C’est le 29 juin que Étienne Apaire, le président de la Mildt (Mission interministérielle de lutte contre la drogue et la toxicomanie) annonce vouloir interdire la vente des poppers en France. Sans attendre, le même jour, le directeur général de la santé signe un arrêté pour modifier la réglementation. Le texte a été publié le 7 juillet dernier au Journal officiel.
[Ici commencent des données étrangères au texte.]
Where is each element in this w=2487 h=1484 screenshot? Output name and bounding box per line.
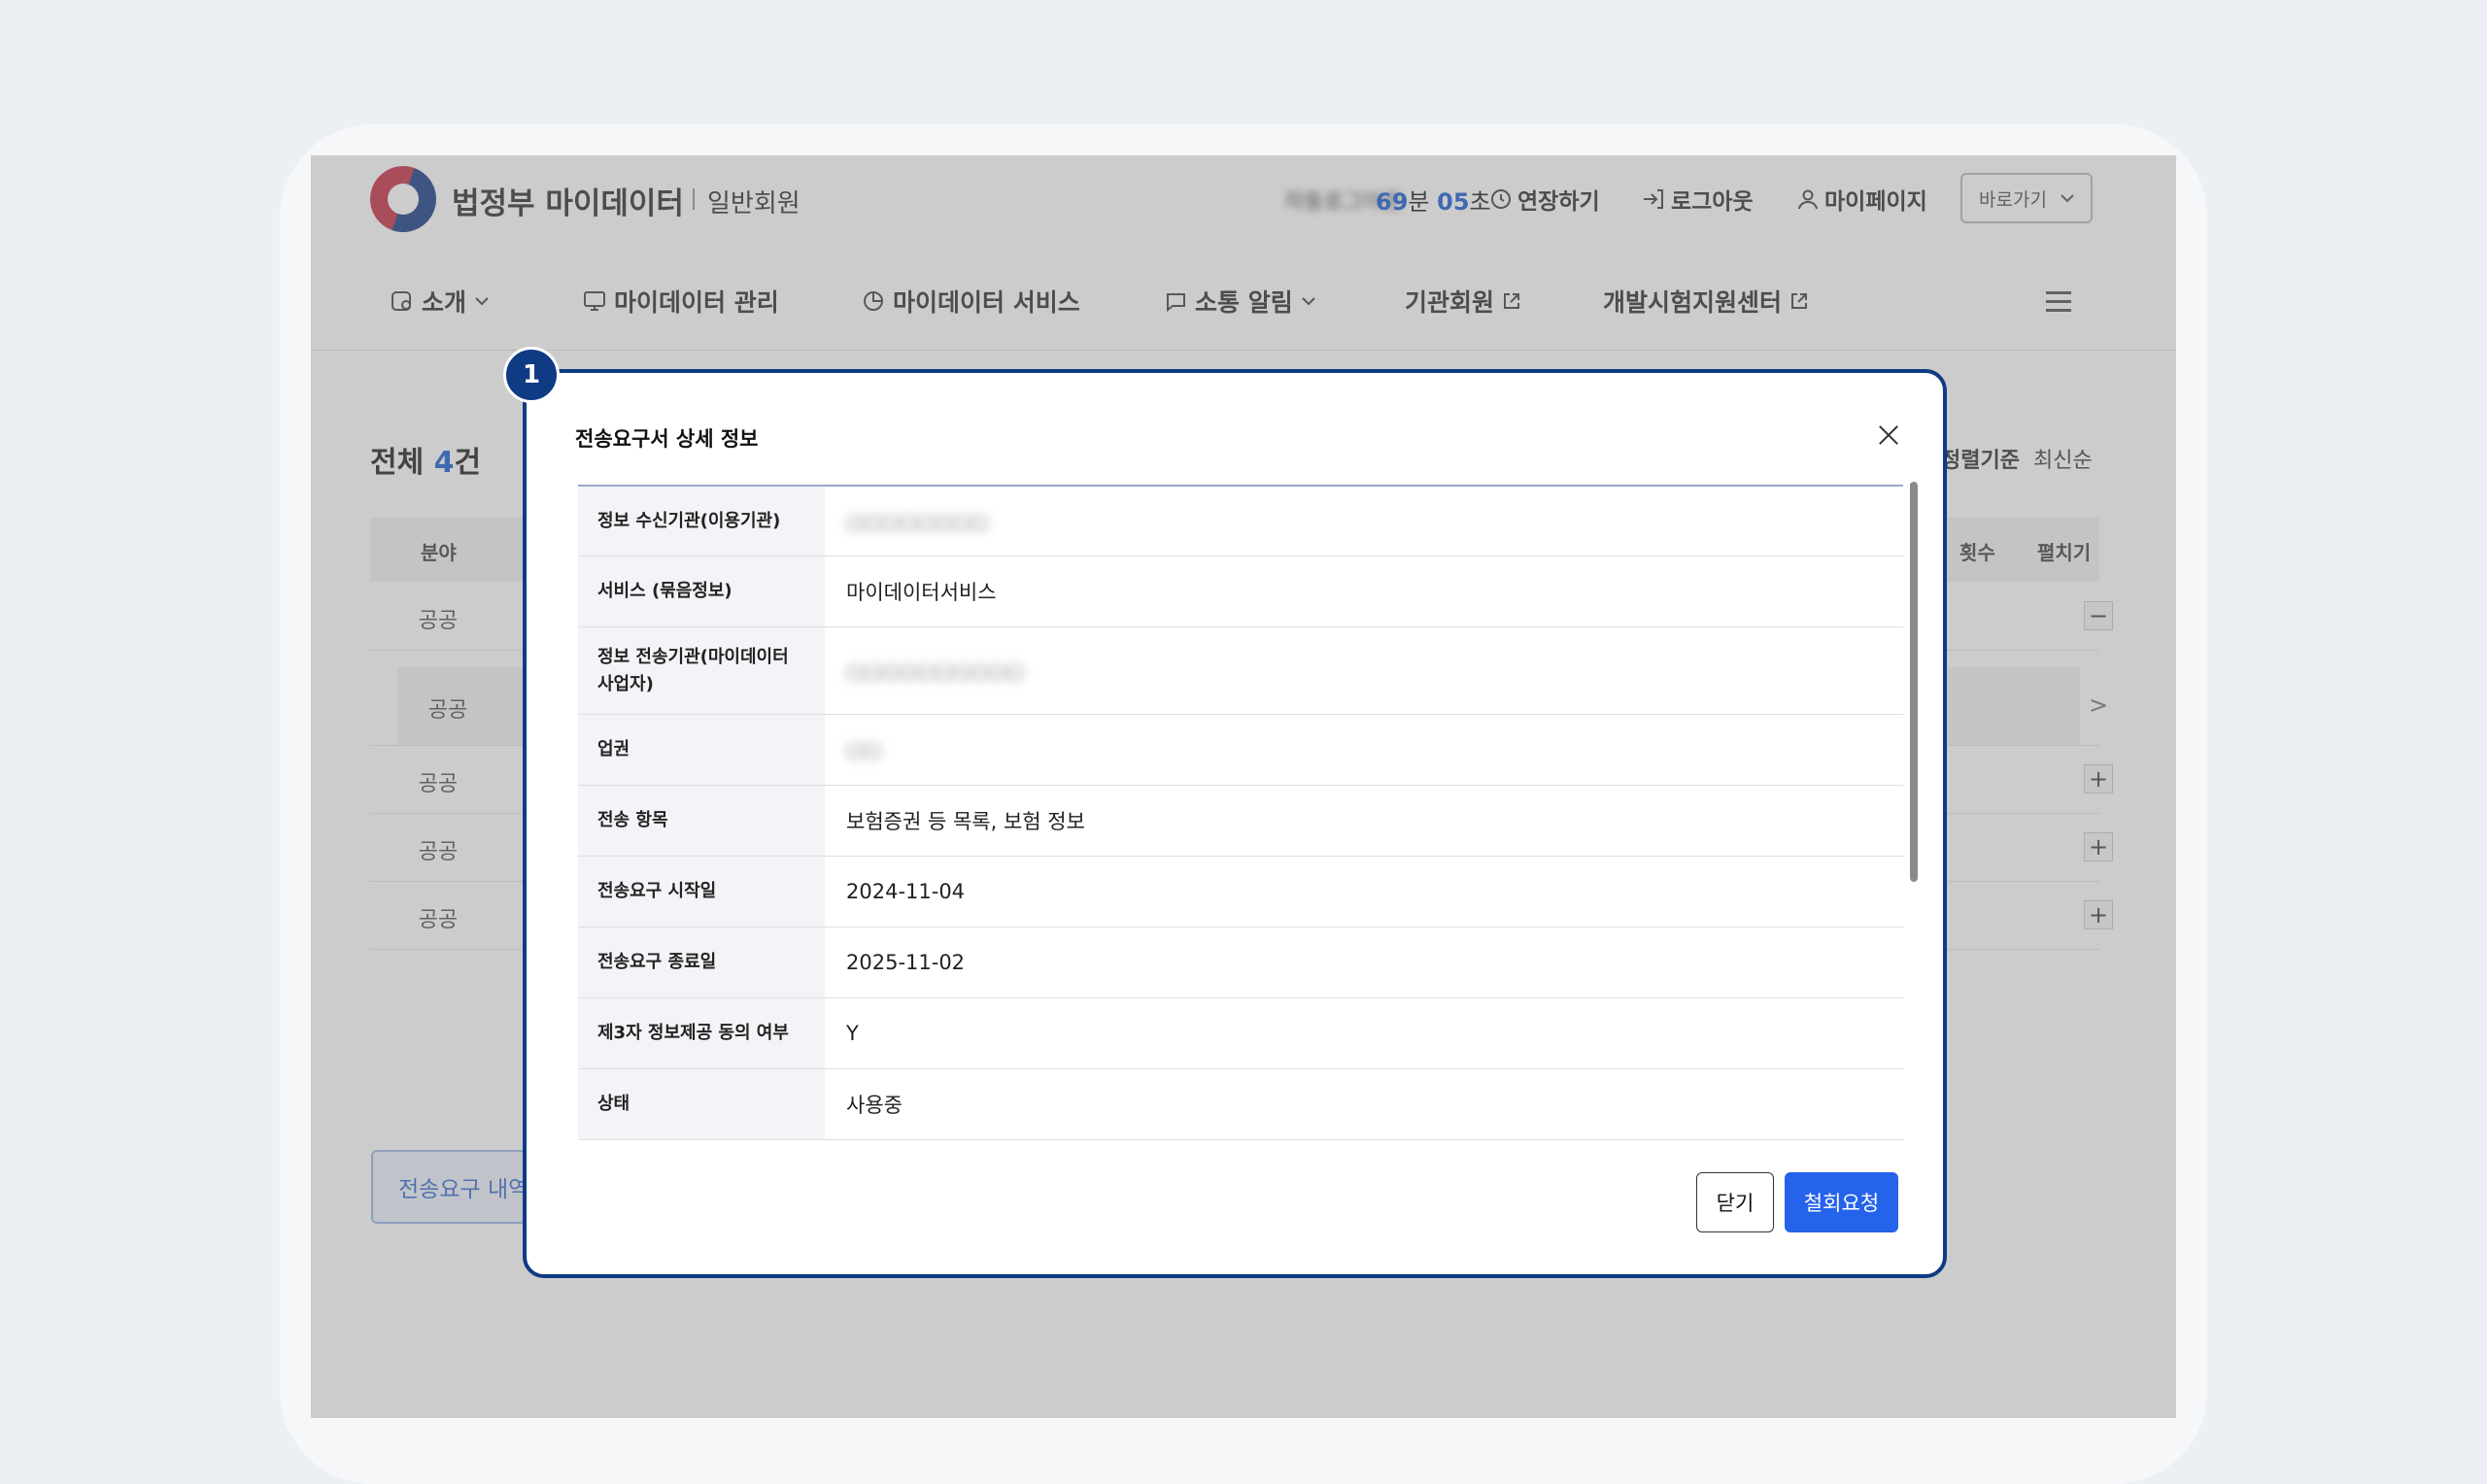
detail-row: 서비스 (묶음정보) 마이데이터서비스 — [578, 556, 1903, 627]
detail-value: 2024-11-04 — [846, 880, 966, 903]
detail-key: 전송요구 시작일 — [578, 857, 825, 927]
detail-key: 업권 — [578, 715, 825, 785]
detail-key: 정보 전송기관(마이데이터 사업자) — [578, 627, 825, 714]
request-detail-modal: 전송요구서 상세 정보 정보 수신기관(이용기관) ○○○○○○○○ 서비스 (… — [523, 369, 1947, 1278]
close-icon[interactable] — [1876, 422, 1901, 448]
detail-value: 2025-11-02 — [846, 951, 966, 974]
detail-row: 전송요구 종료일 2025-11-02 — [578, 928, 1903, 998]
detail-value: 보험증권 등 목록, 보험 정보 — [846, 810, 1085, 833]
detail-value: 사용중 — [846, 1094, 903, 1117]
detail-table: 정보 수신기관(이용기관) ○○○○○○○○ 서비스 (묶음정보) 마이데이터서… — [578, 485, 1903, 1140]
revoke-request-button[interactable]: 철회요청 — [1785, 1172, 1898, 1232]
detail-key: 제3자 정보제공 동의 여부 — [578, 998, 825, 1068]
detail-row: 정보 수신기관(이용기관) ○○○○○○○○ — [578, 487, 1903, 556]
detail-key: 상태 — [578, 1069, 825, 1139]
detail-key: 정보 수신기관(이용기관) — [578, 487, 825, 556]
detail-row: 업권 ○○ — [578, 715, 1903, 786]
detail-value: ○○ — [846, 738, 882, 761]
detail-value: 마이데이터서비스 — [846, 581, 997, 604]
detail-value: ○○○○○○○○ — [846, 509, 989, 533]
detail-row: 정보 전송기관(마이데이터 사업자) ○○○○○○○○○○ — [578, 627, 1903, 715]
detail-row: 전송요구 시작일 2024-11-04 — [578, 857, 1903, 928]
detail-key: 전송요구 종료일 — [578, 928, 825, 997]
detail-key: 서비스 (묶음정보) — [578, 556, 825, 626]
modal-title: 전송요구서 상세 정보 — [575, 427, 759, 451]
detail-value: Y — [846, 1022, 859, 1045]
close-button[interactable]: 닫기 — [1696, 1172, 1774, 1232]
detail-row: 상태 사용중 — [578, 1069, 1903, 1140]
modal-scrollbar[interactable] — [1910, 482, 1918, 882]
detail-key: 전송 항목 — [578, 786, 825, 856]
detail-value: ○○○○○○○○○○ — [846, 658, 1025, 683]
detail-row: 제3자 정보제공 동의 여부 Y — [578, 998, 1903, 1069]
detail-row: 전송 항목 보험증권 등 목록, 보험 정보 — [578, 786, 1903, 857]
step-badge: 1 — [503, 347, 560, 403]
« RISQUE DE PHARMACODÉPENDANCE OU D’ABUS »
La décision du ministre s’appuie sur une proposition de l’Agence française de sécurité sanitaire des produits de santé qui vise à soumettre les poppers à une partie de la réglementation des stupéfiants, en raison « d’un risque accru de pharmacodépendance ou d’abus ». L’arrêté indique que l’offre et la cession des poppers au public sont interdites. Cela concerne tous les produits qui contiennent des nitrites d’alkyle aliphatiques, cycliques ou hétérocycliques et leurs isomères. Les médicaments qui contiennent ces molécules ne sont pas concernés par cette interdiction. Provoquant une sensation d’euphorie, les poppers sont souvent utilisés en soirée ou lors des relations sexuelles. Popularisés par les gays dans les années 70 et 80, les poppers à base de nitrite d’alkyle, seuls autorisés en France, sont aujourd’hui plus largement consommés.

Le 30 juin dernier, le Sneg s’était élevé contre ce projet d’interdiction, dont il condamnait le « caractère répressif ». Le Syndicat n’a pas été consulté par Étienne Apaire et Xavier Bertrand, le ministre de la Santé, comme il le réclamait.